La décision de la CAF du 7 août dernier ne fait que confirmer les retournements de situation au sein de la CAF avec sa mise en tutelle par la FIFA. Si les rouges et blancs ont perdu la précieuse coupe, ils ont réussi à mettre à nu la mauvaise gestion du football africain, au point de pousser la FIFA à prendre des décisions exceptionnelles pour stopper les scandales qui entachent le football africain.

Les dés étaient pipés. Depuis la décision du TAS, le WAC était déjà donné perdant dans ce duel juridique face à l’E.S.T pour gagner ou rejouer la finale retour de Ligue des champions d’Afrique, comme nous le prévoyions dans nos colonnes (édition du 1er août) et comme le confirme Hervé Penot, journaliste spécialiste du foot africain au micro de nos confrères de Médi1 Radio. Il demeure que la décision de la CAF du 7 août dernier ne fait que confirmer les retournements de situation au sein de la CAF avec sa mise en tutelle par la FIFA. La décision de la commission de discipline ne peut être dissociée de son contexte. Désormais la FIFA veut faire le ménage au sein de la CAF et son premier acte était de tourner la page du scandale de Radès le plus rapidement possible, au prix de léser une des parties de ce différend, c’est-à-dire le club marocain, le WAC, dont certes le comportement n’était pas orthodoxe mais répondait à une situation hétérodoxe. Si les rouges et blancs ont perdu la précieuse coupe, ils ont réussi à mettre à nu la gestion scandaleuse du football africain, au point de pousser la FIFA à prendre des décisions exceptionnelles pour stopper les scandales dudit football africain.

Un appel sans espoir
Les décisions du jury disciplinaire de la CAF étaient sévères contre le club casablancais. «Le WAC est perdant du match de la finale retour par forfait, une amende de 50.000 dollars américains (USD) est imposée au club pour abandon du match et une amende de 15.000 dollars lui est infligée pour l’utilisation des fumigènes par les supporteurs», peut-on lire dans cette décision rendue au sujet de la finale de Ligue des champions jouée le 31 mai dernier. Le WAC compte faire appel de cette décision mais le président du club, Saïd Naciri affiche déjà son scepticisme.  «À quoi bon recourir à la CAF à nouveau alors que les résultats sont connus d’avance», déplore-t-il dans une déclaration à une chaîne satellitaire émiratie.

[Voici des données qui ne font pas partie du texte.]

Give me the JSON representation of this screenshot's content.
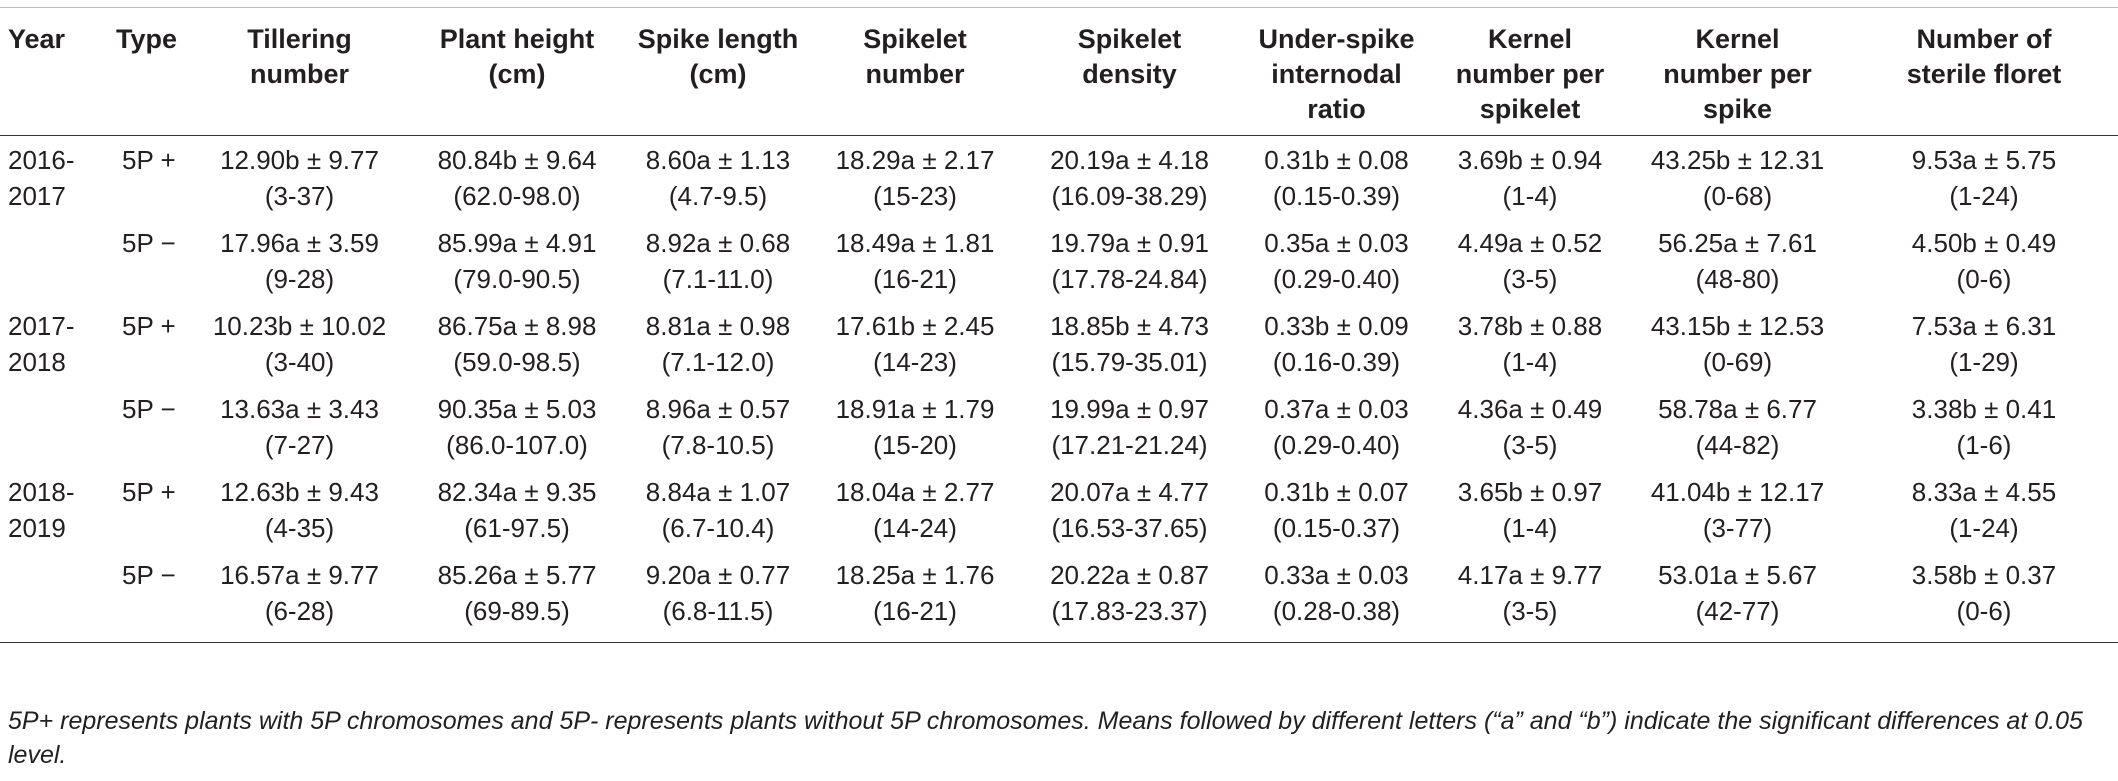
{
  "table": {
    "headers": [
      {
        "line1": "Year",
        "line2": "",
        "line3": ""
      },
      {
        "line1": "Type",
        "line2": "",
        "line3": ""
      },
      {
        "line1": "Tillering",
        "line2": "number",
        "line3": ""
      },
      {
        "line1": "Plant height",
        "line2": "(cm)",
        "line3": ""
      },
      {
        "line1": "Spike length",
        "line2": "(cm)",
        "line3": ""
      },
      {
        "line1": "Spikelet",
        "line2": "number",
        "line3": ""
      },
      {
        "line1": "Spikelet",
        "line2": "density",
        "line3": ""
      },
      {
        "line1": "Under-spike",
        "line2": "internodal",
        "line3": "ratio"
      },
      {
        "line1": "Kernel",
        "line2": "number per",
        "line3": "spikelet"
      },
      {
        "line1": "Kernel",
        "line2": "number per",
        "line3": "spike"
      },
      {
        "line1": "Number of",
        "line2": "sterile floret",
        "line3": ""
      }
    ],
    "rows": [
      {
        "year": "2016-2017",
        "type": "5P +",
        "cells": [
          {
            "mean": "12.90b ± 9.77",
            "range": "(3-37)"
          },
          {
            "mean": "80.84b ± 9.64",
            "range": "(62.0-98.0)"
          },
          {
            "mean": "8.60a ± 1.13",
            "range": "(4.7-9.5)"
          },
          {
            "mean": "18.29a ± 2.17",
            "range": "(15-23)"
          },
          {
            "mean": "20.19a ± 4.18",
            "range": "(16.09-38.29)"
          },
          {
            "mean": "0.31b ± 0.08",
            "range": "(0.15-0.39)"
          },
          {
            "mean": "3.69b ± 0.94",
            "range": "(1-4)"
          },
          {
            "mean": "43.25b ± 12.31",
            "range": "(0-68)"
          },
          {
            "mean": "9.53a ± 5.75",
            "range": "(1-24)"
          }
        ]
      },
      {
        "year": "",
        "type": "5P −",
        "cells": [
          {
            "mean": "17.96a ± 3.59",
            "range": "(9-28)"
          },
          {
            "mean": "85.99a ± 4.91",
            "range": "(79.0-90.5)"
          },
          {
            "mean": "8.92a ± 0.68",
            "range": "(7.1-11.0)"
          },
          {
            "mean": "18.49a ± 1.81",
            "range": "(16-21)"
          },
          {
            "mean": "19.79a ± 0.91",
            "range": "(17.78-24.84)"
          },
          {
            "mean": "0.35a ± 0.03",
            "range": "(0.29-0.40)"
          },
          {
            "mean": "4.49a ± 0.52",
            "range": "(3-5)"
          },
          {
            "mean": "56.25a ± 7.61",
            "range": "(48-80)"
          },
          {
            "mean": "4.50b ± 0.49",
            "range": "(0-6)"
          }
        ]
      },
      {
        "year": "2017-2018",
        "type": "5P +",
        "cells": [
          {
            "mean": "10.23b ± 10.02",
            "range": "(3-40)"
          },
          {
            "mean": "86.75a ± 8.98",
            "range": "(59.0-98.5)"
          },
          {
            "mean": "8.81a ± 0.98",
            "range": "(7.1-12.0)"
          },
          {
            "mean": "17.61b ± 2.45",
            "range": "(14-23)"
          },
          {
            "mean": "18.85b ± 4.73",
            "range": "(15.79-35.01)"
          },
          {
            "mean": "0.33b ± 0.09",
            "range": "(0.16-0.39)"
          },
          {
            "mean": "3.78b ± 0.88",
            "range": "(1-4)"
          },
          {
            "mean": "43.15b ± 12.53",
            "range": "(0-69)"
          },
          {
            "mean": "7.53a ± 6.31",
            "range": "(1-29)"
          }
        ]
      },
      {
        "year": "",
        "type": "5P −",
        "cells": [
          {
            "mean": "13.63a ± 3.43",
            "range": "(7-27)"
          },
          {
            "mean": "90.35a ± 5.03",
            "range": "(86.0-107.0)"
          },
          {
            "mean": "8.96a ± 0.57",
            "range": "(7.8-10.5)"
          },
          {
            "mean": "18.91a ± 1.79",
            "range": "(15-20)"
          },
          {
            "mean": "19.99a ± 0.97",
            "range": "(17.21-21.24)"
          },
          {
            "mean": "0.37a ± 0.03",
            "range": "(0.29-0.40)"
          },
          {
            "mean": "4.36a ± 0.49",
            "range": "(3-5)"
          },
          {
            "mean": "58.78a ± 6.77",
            "range": "(44-82)"
          },
          {
            "mean": "3.38b ± 0.41",
            "range": "(1-6)"
          }
        ]
      },
      {
        "year": "2018-2019",
        "type": "5P +",
        "cells": [
          {
            "mean": "12.63b ± 9.43",
            "range": "(4-35)"
          },
          {
            "mean": "82.34a ± 9.35",
            "range": "(61-97.5)"
          },
          {
            "mean": "8.84a ± 1.07",
            "range": "(6.7-10.4)"
          },
          {
            "mean": "18.04a ± 2.77",
            "range": "(14-24)"
          },
          {
            "mean": "20.07a ± 4.77",
            "range": "(16.53-37.65)"
          },
          {
            "mean": "0.31b ± 0.07",
            "range": "(0.15-0.37)"
          },
          {
            "mean": "3.65b ± 0.97",
            "range": "(1-4)"
          },
          {
            "mean": "41.04b ± 12.17",
            "range": "(3-77)"
          },
          {
            "mean": "8.33a ± 4.55",
            "range": "(1-24)"
          }
        ]
      },
      {
        "year": "",
        "type": "5P −",
        "cells": [
          {
            "mean": "16.57a ± 9.77",
            "range": "(6-28)"
          },
          {
            "mean": "85.26a ± 5.77",
            "range": "(69-89.5)"
          },
          {
            "mean": "9.20a ± 0.77",
            "range": "(6.8-11.5)"
          },
          {
            "mean": "18.25a ± 1.76",
            "range": "(16-21)"
          },
          {
            "mean": "20.22a ± 0.87",
            "range": "(17.83-23.37)"
          },
          {
            "mean": "0.33a ± 0.03",
            "range": "(0.28-0.38)"
          },
          {
            "mean": "4.17a ± 9.77",
            "range": "(3-5)"
          },
          {
            "mean": "53.01a ± 5.67",
            "range": "(42-77)"
          },
          {
            "mean": "3.58b ± 0.37",
            "range": "(0-6)"
          }
        ]
      }
    ]
  },
  "footnote": "5P+ represents plants with 5P chromosomes and 5P- represents plants without 5P chromosomes. Means followed by different letters (“a” and “b”) indicate the significant differences at 0.05 level."
}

Par contre, le club tunisien s’en sort bien. Hormis «un rappel à l’ordre à Mohamed Meddeb, président du club E.S.T, lui inflige une amende de 20.000 dollars pour son comportement antisportif à l’encontre du président de la CAF», les sanctions contre les Tunisiens sont mises en sursis. «Le jury décide d’imposer au club E.S.T une amende de 50.000 dollars pour l’usage des fumigènes et jets de projectiles et le comportement antisportif de ses supporteurs. Le club E.S.T jouera ses deux prochains matchs interclubs à domicile à huis clos pour l’usage excessif des fumigènes et pétards. Toutefois le jury disciplinaire a décidé de suspendre cette sanction à condition que le club ne soit pas coupable d’une telle infraction pour les douze prochains mois». En prévision du recours du WAC, la CAF vient de reporter la date de la Super Coupe d’Afrique, sans préciser la nouvelle date. Ainsi va notre chère Afrique…


Saïd Naciri
Président du WAC
Nous avons subi une grande injustice. Malheureusement, la CAF est habituée à ce genre de scénario. Al Ahly d’Égypte et Chabab Constantine d’Algérie ont subi le même sort face au même club. La CAF ne veut pas nous rendre justice. La soi-disant commission de discipline ne fait qu’enregistrer les plaintes et confirmer des injustices. Avec la décision du 7 août, la CAF adresse un mauvais message à l’ensemble des clubs d’Afrique qui veulent que justice soit rendue.

Hervé Penot
Journaliste spécialiste du foot africain
Cette décision est en conformité avec les règlements internes de la CAF. Étant donné que la décision du comité exécutif a été annulée par la TAS, la commission de discipline s’est basée sur des textes précis de la CAF. Le texte stipule qu’en cas de refus de poursuivre une rencontre, le club perd par forfait. Le Wydad s’est retrouvé dans cette situation et la décision est tout à fait logique par rapport aux textes de la confédération africaine.